Roche hat kein Azubi-Problem! Kaum noch Azubis: Ist das duale System am Ende?
Christina Edenhofer (17) wirkt für ihr Alter sehr aufgeräumt. Sie hat ihre blonden Haare zu einem Zopf gebunden und trägt eine graue Latzhose. Viele in ihrem Alter drücken die Schulbank oder wollen noch nicht an Arbeit denken. Christina hat sich vor einem Jahr für eine Ausbildung entschieden, als Chemikantin bei Roche. Sie arbeitet am Biotechnologie-Standort in Penzberg.
"Die Wahl für Roche fiel mir leicht, da ich hier aus der Gegend bin und das Unternehmen bei uns sehr bekannt ist", sagt Christina, die aus Habach stammt, 14 Kilometer von Penzberg entfernt.
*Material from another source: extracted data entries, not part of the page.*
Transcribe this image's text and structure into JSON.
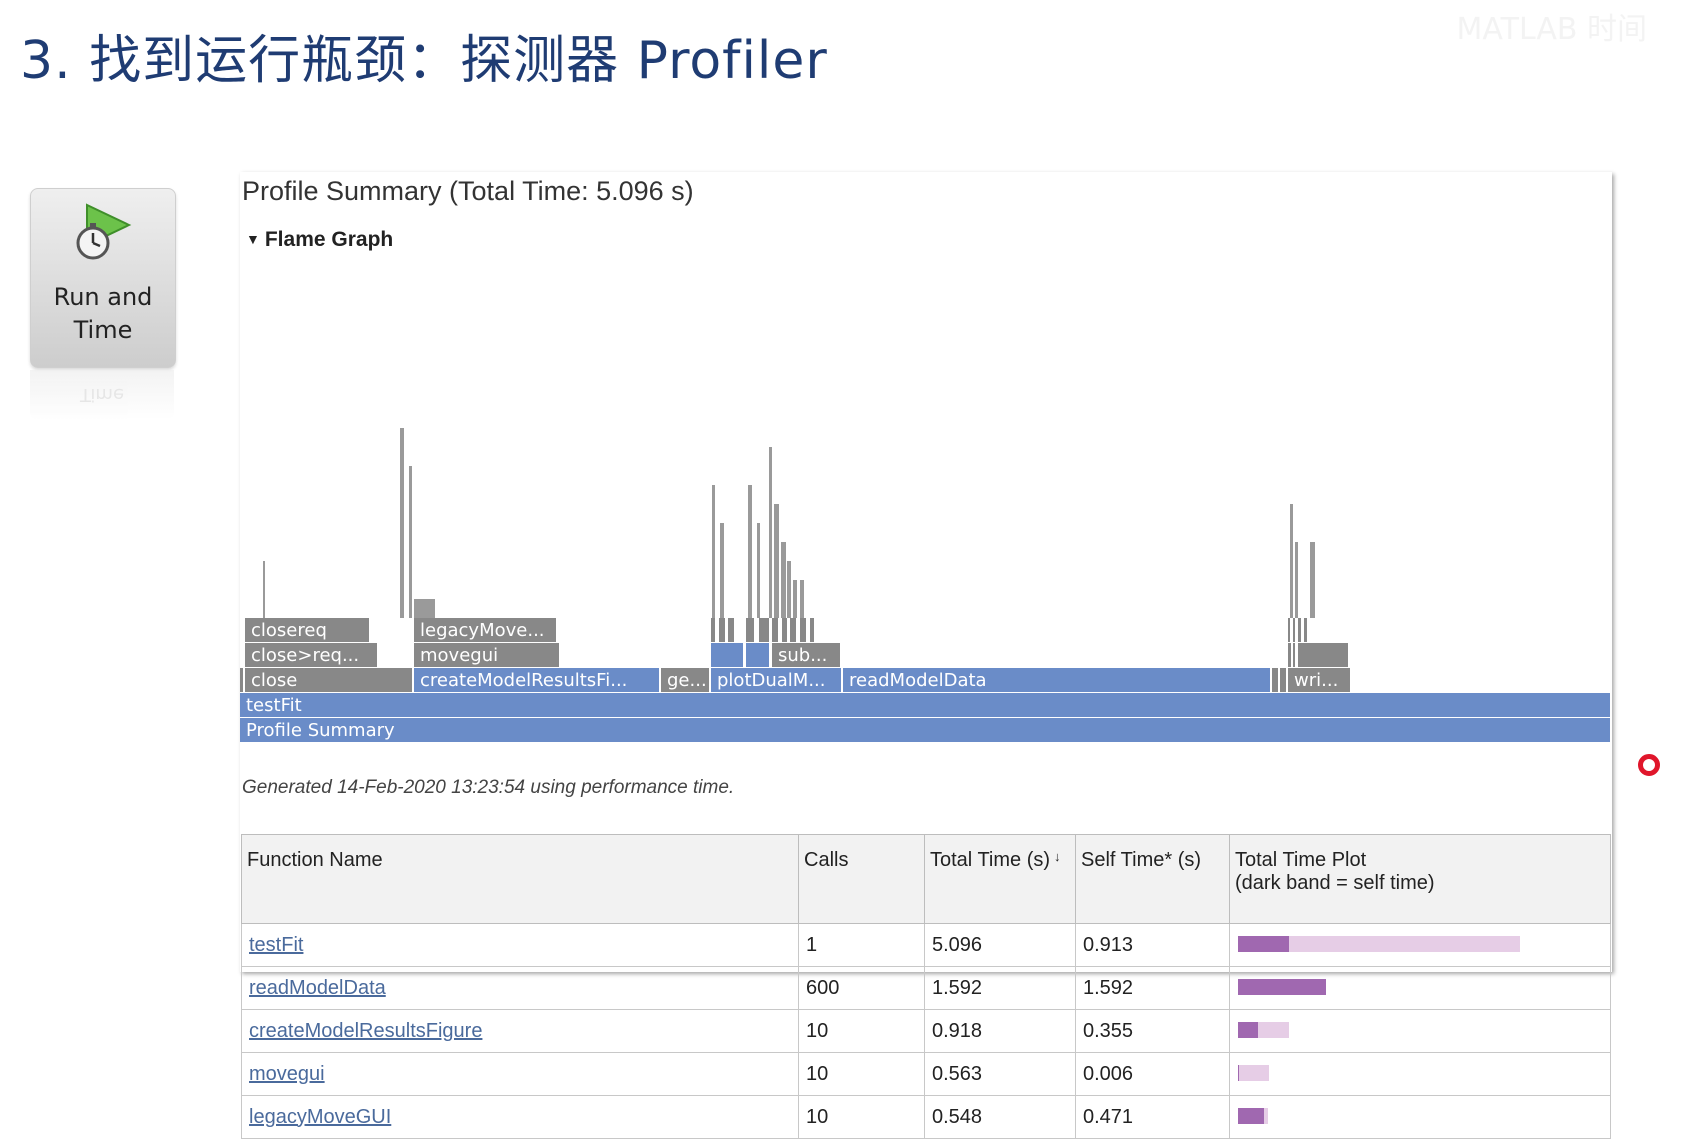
{
  "slide": {
    "title": "3. 找到运行瓶颈：探测器 Profiler",
    "watermark": "MATLAB 时间"
  },
  "run_button": {
    "label_line1": "Run and",
    "label_line2": "Time",
    "reflection": "Time"
  },
  "report": {
    "title": "Profile Summary (Total Time: 5.096 s)",
    "flame_section_label": "Flame Graph",
    "generated_text": "Generated 14-Feb-2020 13:23:54 using performance time."
  },
  "flame_graph": {
    "colors": {
      "blue": "#6a8cc8",
      "gray": "#888888",
      "gray_light": "#9a9a9a"
    },
    "rows": [
      {
        "level": 0,
        "blocks": [
          {
            "label": "Profile Summary",
            "start": 0.0,
            "width": 1.0,
            "color": "blue"
          }
        ]
      },
      {
        "level": 1,
        "blocks": [
          {
            "label": "testFit",
            "start": 0.0,
            "width": 1.0,
            "color": "blue"
          }
        ]
      },
      {
        "level": 2,
        "blocks": [
          {
            "label": "",
            "start": 0.0,
            "width": 0.0035,
            "color": "gray"
          },
          {
            "label": "close",
            "start": 0.0035,
            "width": 0.123,
            "color": "gray"
          },
          {
            "label": "createModelResultsFi...",
            "start": 0.1265,
            "width": 0.18,
            "color": "blue"
          },
          {
            "label": "ge...",
            "start": 0.3065,
            "width": 0.0365,
            "color": "gray"
          },
          {
            "label": "plotDualM...",
            "start": 0.343,
            "width": 0.0965,
            "color": "blue"
          },
          {
            "label": "readModelData",
            "start": 0.4395,
            "width": 0.3125,
            "color": "blue"
          },
          {
            "label": "",
            "start": 0.752,
            "width": 0.006,
            "color": "gray"
          },
          {
            "label": "",
            "start": 0.758,
            "width": 0.0056,
            "color": "gray"
          },
          {
            "label": "wri...",
            "start": 0.7636,
            "width": 0.0463,
            "color": "gray"
          }
        ]
      },
      {
        "level": 3,
        "blocks": [
          {
            "label": "close>req...",
            "start": 0.0035,
            "width": 0.098,
            "color": "gray"
          },
          {
            "label": "movegui",
            "start": 0.1265,
            "width": 0.107,
            "color": "gray"
          },
          {
            "label": "",
            "start": 0.343,
            "width": 0.025,
            "color": "blue"
          },
          {
            "label": "",
            "start": 0.369,
            "width": 0.018,
            "color": "blue"
          },
          {
            "label": "sub...",
            "start": 0.388,
            "width": 0.051,
            "color": "gray"
          },
          {
            "label": "",
            "start": 0.7636,
            "width": 0.0038,
            "color": "gray"
          },
          {
            "label": "",
            "start": 0.7678,
            "width": 0.0025,
            "color": "gray"
          },
          {
            "label": "",
            "start": 0.771,
            "width": 0.038,
            "color": "gray"
          }
        ]
      },
      {
        "level": 4,
        "blocks": [
          {
            "label": "closereq",
            "start": 0.0035,
            "width": 0.092,
            "color": "gray"
          },
          {
            "label": "legacyMove...",
            "start": 0.1265,
            "width": 0.105,
            "color": "gray"
          },
          {
            "label": "",
            "start": 0.343,
            "width": 0.0045,
            "color": "gray"
          },
          {
            "label": "",
            "start": 0.349,
            "width": 0.006,
            "color": "gray"
          },
          {
            "label": "",
            "start": 0.356,
            "width": 0.006,
            "color": "gray"
          },
          {
            "label": "",
            "start": 0.369,
            "width": 0.007,
            "color": "gray"
          },
          {
            "label": "",
            "start": 0.3785,
            "width": 0.0085,
            "color": "gray"
          },
          {
            "label": "",
            "start": 0.388,
            "width": 0.006,
            "color": "gray"
          },
          {
            "label": "",
            "start": 0.395,
            "width": 0.005,
            "color": "gray"
          },
          {
            "label": "",
            "start": 0.401,
            "width": 0.0055,
            "color": "gray"
          },
          {
            "label": "",
            "start": 0.408,
            "width": 0.006,
            "color": "gray"
          },
          {
            "label": "",
            "start": 0.4155,
            "width": 0.0045,
            "color": "gray"
          },
          {
            "label": "",
            "start": 0.764,
            "width": 0.0025,
            "color": "gray"
          },
          {
            "label": "",
            "start": 0.7678,
            "width": 0.0025,
            "color": "gray"
          },
          {
            "label": "",
            "start": 0.7715,
            "width": 0.0035,
            "color": "gray"
          },
          {
            "label": "",
            "start": 0.7755,
            "width": 0.0035,
            "color": "gray"
          }
        ]
      }
    ],
    "spikes": [
      {
        "start": 0.0165,
        "width": 0.0015,
        "depth": 3
      },
      {
        "start": 0.1165,
        "width": 0.003,
        "depth": 10
      },
      {
        "start": 0.1235,
        "width": 0.0025,
        "depth": 8
      },
      {
        "start": 0.1265,
        "width": 0.015,
        "depth": 1
      },
      {
        "start": 0.344,
        "width": 0.0025,
        "depth": 7
      },
      {
        "start": 0.35,
        "width": 0.003,
        "depth": 5
      },
      {
        "start": 0.37,
        "width": 0.003,
        "depth": 7
      },
      {
        "start": 0.3765,
        "width": 0.0025,
        "depth": 5
      },
      {
        "start": 0.3855,
        "width": 0.002,
        "depth": 9
      },
      {
        "start": 0.389,
        "width": 0.004,
        "depth": 6
      },
      {
        "start": 0.394,
        "width": 0.004,
        "depth": 4
      },
      {
        "start": 0.399,
        "width": 0.003,
        "depth": 3
      },
      {
        "start": 0.403,
        "width": 0.003,
        "depth": 2
      },
      {
        "start": 0.408,
        "width": 0.003,
        "depth": 2
      },
      {
        "start": 0.765,
        "width": 0.002,
        "depth": 6
      },
      {
        "start": 0.769,
        "width": 0.002,
        "depth": 4
      },
      {
        "start": 0.78,
        "width": 0.004,
        "depth": 4
      },
      {
        "start": 0.781,
        "width": 0.002,
        "depth": 2
      }
    ]
  },
  "table": {
    "headers": {
      "function_name": "Function Name",
      "calls": "Calls",
      "total_time": "Total Time (s)",
      "sort_indicator": "↓",
      "self_time": "Self Time* (s)",
      "plot_line1": "Total Time Plot",
      "plot_line2": "(dark band = self time)"
    },
    "rows": [
      {
        "name": "testFit",
        "calls": "1",
        "total": "5.096",
        "self": "0.913",
        "total_val": 5.096,
        "self_val": 0.913
      },
      {
        "name": "readModelData",
        "calls": "600",
        "total": "1.592",
        "self": "1.592",
        "total_val": 1.592,
        "self_val": 1.592
      },
      {
        "name": "createModelResultsFigure",
        "calls": "10",
        "total": "0.918",
        "self": "0.355",
        "total_val": 0.918,
        "self_val": 0.355
      },
      {
        "name": "movegui",
        "calls": "10",
        "total": "0.563",
        "self": "0.006",
        "total_val": 0.563,
        "self_val": 0.006
      },
      {
        "name": "legacyMoveGUI",
        "calls": "10",
        "total": "0.548",
        "self": "0.471",
        "total_val": 0.548,
        "self_val": 0.471
      }
    ],
    "plot_colors": {
      "total": "#e6cde6",
      "self": "#a068b0"
    }
  }
}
Christina Edenhofer ist bei Roche Auzubildende
Sie schaut aus dem Fenster und blickt auf das riesige Areal des Biotech-Unternehmens. 60 Fußballfelder ist es groß. Vor den Gebäuden stehen knallrote Fahrräder. "Zu Fuß wären die Wege zu weit und es würde zu lange dauern", erklärt Christina. Penzberg ist für Roche ein Forschungs-, Entwicklungs- und Produktionszentrum, der Pharma-Gigant bildet hier viele Menschen in naturwissenschaftlichen Berufen aus.
In Penzberg beschäftigt Roche derzeit 5.800 Mitarbeiter. Dort werden vor allem Wirkstoffe für Krebserkrankungen erforscht und hergestellt sowie Diagnosesysteme. "Das ist eine extra Motivation für mich", sagt Azubi Christina. "Dadurch weiß ich einfach, dass ich mit meinem Tun Menschen helfen kann. Dadurch ist man noch viel motivierter und engagierter."
Nur noch 1,22 Mio. Azubis in Deutschland
So wie Christina geht es aktuell vielen Jugendlichen, die am 1. September ihre Ausbildung begonnen oder fortgesetzt haben. Derzeit machen knapp 1,33 Millionen Menschen in Deutschland eine Lehre. Tendenz: abnehmend. Während die Zahl der Beschäftigten von 1999 bis 2015 um 12,1 Prozent gestiegen ist, sank die der Auszubildenden um 400.000 (6,7 Prozent). Im gleichen Zeitraum hat sich die Zahl der Studenten um eine Million erhöht.
Das ist einer der Haupt-Gründe für den Azubi-Schwund. Zudem haben die steigenden Abiturientenzahlen die Ansprüche der Arbeitgeber in die Höhe getrieben. Wenn Unternehmen Stellen oder Ausbildungsplätze besetzen, vergeben sie diese bevorzugt an die höchstqualifizierten Bewerber. Hauptschüler werden oft benachteiligt.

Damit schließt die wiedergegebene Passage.